Companies Act Section 388

Companies Act, Section 388: Provisions Relating to Expert’s Consent and Allotment in Prospectuses of Foreign Companies

Section 388 of the Companies Act, 2013, establishes safeguards regarding the use of expert statements in a prospectus issued in India by or on behalf of a company incorporated, or proposed to be incorporated, outside India. It also ensures that the prospectus binds applicants and issuers to certain statutory provisions concerning the allotment of securities.

To protect investors in India from misleading or unauthenticated statements attributed to experts in foreign company prospectuses.
To ensure that allotment procedures for securities offered through such prospectuses are subject to Indian legal requirements.
1. Restriction on Issue of Prospectus Without Expert’s Consent

No person is permitted to issue, circulate, or distribute in India any prospectus inviting subscription to securities of a foreign company (whether already incorporated or proposed to be incorporated, and whether or not it has a place of business in India) if:

The prospectus includes a statement purporting to be made by an expert (for example, a valuer, accountant, engineer, or legal adviser), and the expert has not given written consent to the inclusion of the statement in the prospectus in the form and context in which it appears.
The expert initially gave consent but withdrew it before the delivery of the prospectus for registration, or the prospectus fails to include a clear statement that the expert has given, and has not withdrawn, his consent.
Purpose of this requirement:
This ensures that investors can rely on expert opinions included in a prospectus, as such opinions must be expressly authorized by the expert. It prevents unauthorized or distorted use of an expert’s name or statement, thereby protecting both the reputation of experts and the interests of investors.

2. Prospectus Must Bind All Parties to Indian Legal Provisions

A prospectus for securities of a foreign company cannot be issued in India unless it has the effect that:

Every application for securities made in pursuance of the prospectus binds all parties concerned by the provisions of Sections 33 and 40, to the extent applicable. These sections, broadly speaking, deal with:

Section 33: Requirement that every form of application for securities must be accompanied by a prospectus that complies with legal requirements.
Section 40: Provisions relating to securities to be dealt with in stock exchanges, including mandatory listing requirements.
Impact: This ensures that foreign companies issuing securities in India through a prospectus are subject to the same rules of allotment and listing as Indian companies, maintaining a level playing field and safeguarding investor rights.

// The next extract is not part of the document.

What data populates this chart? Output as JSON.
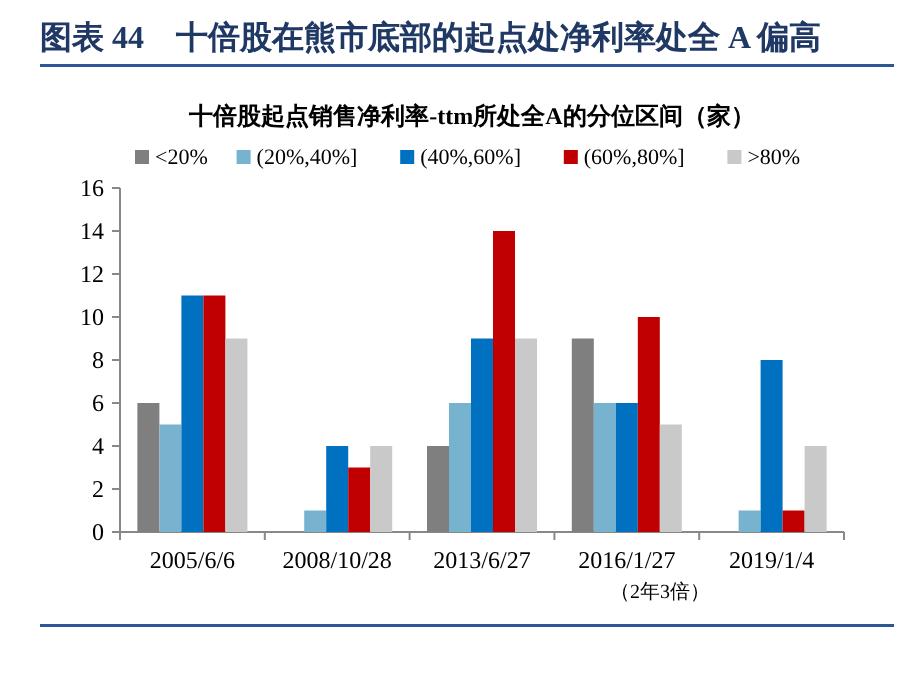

3. Meaning of “Statement Included in a Prospectus”

For the purposes of this section, a statement shall be deemed to be included in a prospectus if it:

Appears on the face of the prospectus itself, or is contained in any report or memorandum that is either incorporated in the prospectus by reference or issued along with the prospectus.
This broad interpretation prevents companies from avoiding liability by placing expert statements in “attached reports” or “background memoranda” instead of the main body of the prospectus. If the statement is presented to investors together with the prospectus, it is treated as part of the prospectus.